Vacancies prompt questions from VA committee
The department on Tuesday also fielded the usual concerns from Senate Democrats about the path VA planned to take in implementing the MISSION Act and consolidating its seven existing community care program into one.
“I heard, without exception at our hearings with the [veterans service organizations], we’re not going to privatize said 100 times,” VA committee Chairman Johnny Isakson (R-Ga.) said. “I didn’t have a single person write me, call me, trip me up and throw me down the steps or anything else that wanted to privatize the VA.”
But for committee Ranking Member Jon Tester (D-Mont.), the most recent budget request from the department begs the questions about privatization — despite arguments from Wilkie, his staff and his Republican colleagues.
“Everything that I’m hearing and everything that I’m seeing says something different,” Tester said.
Members on the Senate VA Committee on both sides of the aisle described situations where vacancies were prevalent at medical facilities in their districts.
“This morning there were 138 positions posted on USAJOBS[.gov] in my state,” Sen. Joe Manchin (D-W.V.) said. “I have pulmonologists [and] cardiologists in Huntington, psychology in Beckley, practitioners in Martinsburg. We’re hurting all over the board. Even though the intent might not be there, it looks like the signs are moving in that direction because of demand from our veterans. If our veterans are getting care, they’re going to say, ‘I just need better care. I’m not getting it, and the facility is not worth even going to because it’s not in good enough shape.’ You can see the concern, Mr. Secretary, of what we have and what we have to answer to.”

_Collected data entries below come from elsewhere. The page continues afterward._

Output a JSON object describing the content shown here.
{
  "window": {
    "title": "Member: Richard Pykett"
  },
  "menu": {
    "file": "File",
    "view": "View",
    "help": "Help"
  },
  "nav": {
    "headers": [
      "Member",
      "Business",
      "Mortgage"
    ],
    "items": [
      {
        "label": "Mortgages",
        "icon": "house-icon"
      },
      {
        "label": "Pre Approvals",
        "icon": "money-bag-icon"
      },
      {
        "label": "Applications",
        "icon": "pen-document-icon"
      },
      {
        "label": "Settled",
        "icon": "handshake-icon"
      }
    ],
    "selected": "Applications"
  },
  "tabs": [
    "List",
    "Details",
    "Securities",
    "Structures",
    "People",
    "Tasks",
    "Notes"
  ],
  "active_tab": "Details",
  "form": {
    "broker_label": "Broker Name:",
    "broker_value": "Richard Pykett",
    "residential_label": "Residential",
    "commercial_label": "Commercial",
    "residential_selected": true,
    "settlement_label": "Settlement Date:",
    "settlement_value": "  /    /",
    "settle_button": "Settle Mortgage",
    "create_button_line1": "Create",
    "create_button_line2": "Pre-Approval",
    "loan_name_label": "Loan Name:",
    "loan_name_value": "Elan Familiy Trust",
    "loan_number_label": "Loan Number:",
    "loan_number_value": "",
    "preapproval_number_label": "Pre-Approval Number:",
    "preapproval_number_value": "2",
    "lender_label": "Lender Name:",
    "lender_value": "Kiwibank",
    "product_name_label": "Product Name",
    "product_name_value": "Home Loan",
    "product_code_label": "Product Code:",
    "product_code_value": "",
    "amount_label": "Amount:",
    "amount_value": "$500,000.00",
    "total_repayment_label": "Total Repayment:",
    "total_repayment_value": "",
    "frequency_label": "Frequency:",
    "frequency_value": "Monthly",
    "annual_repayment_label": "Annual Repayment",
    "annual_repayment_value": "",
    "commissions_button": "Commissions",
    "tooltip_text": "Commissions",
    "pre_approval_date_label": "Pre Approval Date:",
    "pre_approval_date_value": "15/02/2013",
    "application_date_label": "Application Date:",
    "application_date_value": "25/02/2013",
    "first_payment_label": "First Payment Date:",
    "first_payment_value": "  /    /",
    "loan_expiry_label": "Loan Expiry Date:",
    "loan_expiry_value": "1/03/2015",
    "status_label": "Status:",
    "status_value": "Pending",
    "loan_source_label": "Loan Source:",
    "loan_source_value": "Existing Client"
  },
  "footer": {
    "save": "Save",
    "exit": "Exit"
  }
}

Wilkie said new relocation bonuses, student loan repayment and the other incentives Congress recently authorized in the MISSION Act are a helpful tool in filling some of those vacancies.
He also described the possibility of creating a “veterans Peace Corps,” which would place medical professional at VA hospitals in rural areas. In addition, Wilkie described an idea that Gen. Omar Bradley once described when he led the department during the Truman administration.

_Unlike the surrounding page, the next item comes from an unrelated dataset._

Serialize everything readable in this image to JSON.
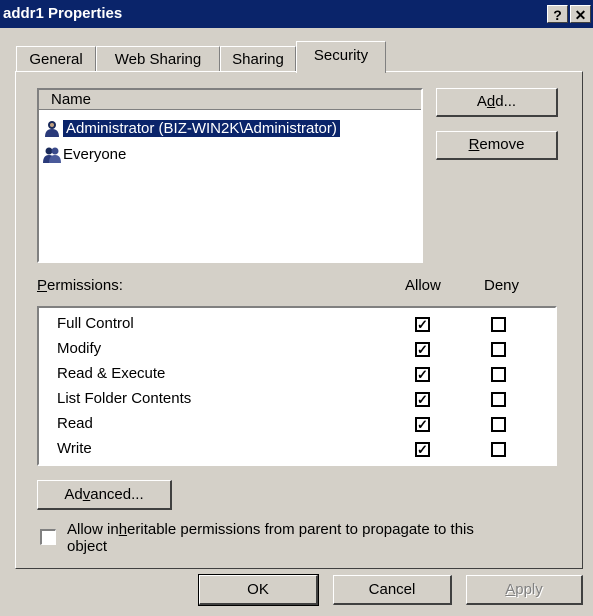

“General Bradley’s goal was to have at least the doctors and nurses coming off active duty coming into VA,” Wilkie said. “General Mattis spoke a great deal about that. We are now telling doctors that when they decide to leave active service, [they] should come to VA to continue [their] service to those who have worn the uniform. I want to go back to the future on that.”
Lack of VA construction funding?
VA told Congress it needed an additional $60 billion for major and minor construction projects at its facilities. The department’s 2020 budget request, however, cuts major construction funding by more than 40 percent and minor construction spending by nearly 50 percent.
“Putting all that together, how can we justify that?” Tester said.
The department said it received construction spending boosts back in 2018 and 2019, and some of those leftover funds would go toward projects in 2020.
The VA MISSION Act also authorized the department to stand up an Asset and Infrastructure Review committee, which is supposed to examine the department’s existing facilities, and study and forecast the veterans population in individual markets across the country.
According to the new law, the committee isn’t supposed to begin those facility reviews until 2022, but Wilkie said the demand for upgrades and maintenance at VA medical centers may prompt him to ask that those reviews begin sooner.